The layout of the score is idiosyncratic by modern standards with the organo at the top followed by the choir (designated Sopran, Alt, Tenor and Basso), violini, violone and clarini. Beginning on the last page of the score, contemporaneous with it and in the hand of the copyist, is an arrangement of the organ part for flute.

As is common in many scores of the period, the text underlay is entered into the top (soprano) part only. The exceptions to this are the beginnings of the ‘amen’ in the ‘Credo’ (which is in double counterpoint) and the loosely contrapuntal ‘Dona nobis’. The Hofkapelle copy is preserved as a set of performing parts: ‘No.ii / Missa in D / a / 4 Voci in pieno / 2 Violini / Oboe unis / 2 Tromboni / 2 Clarini, e Timpani / 2 Trombe / Viole / Violoncello Violone Fagotto. Organo Concto / M:D:C: / Del Sigl: Leopol: Hoffmann / Maestro di Capella di St. Stefano / Parti 40’.

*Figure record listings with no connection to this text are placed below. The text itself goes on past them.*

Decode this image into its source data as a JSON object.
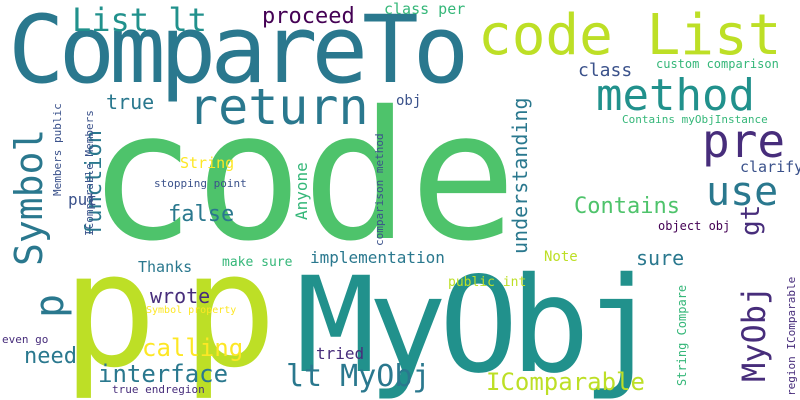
{
  "palette": {
    "bg": "#ffffff",
    "lime": "#bddf26",
    "green": "#4ec36b",
    "teal": "#2a788e",
    "teal2": "#21918c",
    "blue": "#3b528b",
    "purple": "#472d7b",
    "dark": "#440154",
    "yellow": "#fde725",
    "mint": "#35b779"
  },
  "words": {
    "code": "code",
    "compareto": "CompareTo",
    "code_list": "code List",
    "myobj_big": "MyObj",
    "p1": "p",
    "p2": "p",
    "p_small": "p",
    "return": "return",
    "method": "method",
    "pre": "pre",
    "use": "use",
    "symbol": "Symbol",
    "list_lt": "List lt",
    "proceed": "proceed",
    "class_per": "class per",
    "class": "class",
    "custom_comparison": "custom comparison",
    "contains_myobjinstance": "Contains myObjInstance",
    "obj": "obj",
    "true_word": "true",
    "function": "function",
    "string": "String",
    "stopping_point": "stopping point",
    "anyone": "Anyone",
    "false_word": "false",
    "contains": "Contains",
    "understanding": "understanding",
    "clarify": "clarify",
    "gt": "gt",
    "object_obj": "object obj",
    "myobj_vert": "MyObj",
    "sure": "sure",
    "implementation": "implementation",
    "note": "Note",
    "public_int": "public int",
    "thanks": "Thanks",
    "make_sure": "make sure",
    "members_public": "Members public",
    "icomparable_members": "IComparable Members",
    "comparison_method": "comparison method",
    "put": "put",
    "wrote": "wrote",
    "calling": "calling",
    "need": "need",
    "interface": "interface",
    "symbol_property": "Symbol property",
    "tried": "tried",
    "lt_myobj": "lt MyObj",
    "icomparable": "IComparable",
    "string_compare": "String Compare",
    "region_icomparable": "region IComparable",
    "even_go": "even go",
    "true_endregion": "true endregion"
  }
}
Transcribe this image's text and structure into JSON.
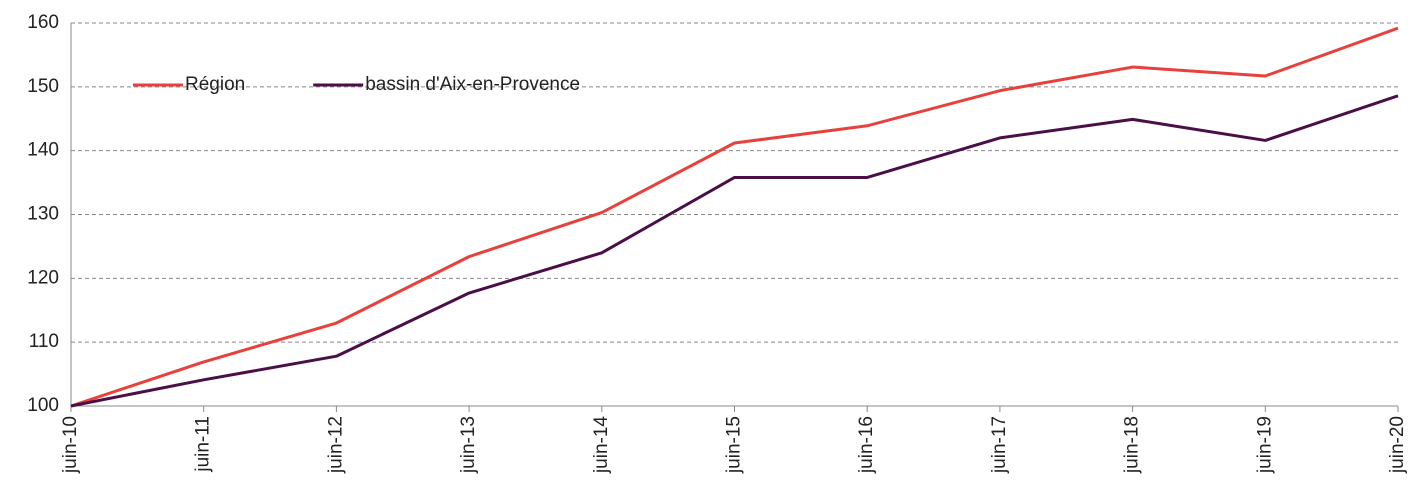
{
  "chart_data": {
    "type": "line",
    "categories": [
      "juin-10",
      "juin-11",
      "juin-12",
      "juin-13",
      "juin-14",
      "juin-15",
      "juin-16",
      "juin-17",
      "juin-18",
      "juin-19",
      "juin-20"
    ],
    "series": [
      {
        "name": "Région",
        "color": "#e8413b",
        "values": [
          100,
          106.9,
          113.0,
          123.4,
          130.3,
          141.2,
          143.9,
          149.4,
          153.1,
          151.7,
          159.2
        ]
      },
      {
        "name": "bassin d'Aix-en-Provence",
        "color": "#4b0f48",
        "values": [
          100,
          104.1,
          107.8,
          117.7,
          124.0,
          135.8,
          135.8,
          142.0,
          144.9,
          141.6,
          148.6
        ]
      }
    ],
    "ylim": [
      100,
      160
    ],
    "yticks": [
      100,
      110,
      120,
      130,
      140,
      150,
      160
    ],
    "grid": true,
    "legend": "upper left"
  }
}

In the absence of both the autograph score and an authentic set of parts, this edition presents as faithfully as possible the intentions of the composer as transmitted in the two sources. The style and notation of articulation and dynamic markings have been standardised throughout, and, where missing from the respective sources, markings have been reconstructed from parallel passages. These are indicated by the use of dotted slurs or brackets. Like most eighteenth century sources, the present manuscripts are inconsistent at times in its notation of appoggiature; these too have been standardised to minimise confusion.

Obvious wrong notes have been corrected without comment; editorial emendations with no authority from the source are placed within brackets. The text underlay is for the most part unproblematic but in the two sections referred to above the editor has crosschecked the underlay with the Hofkapelle and St Peter’s copies.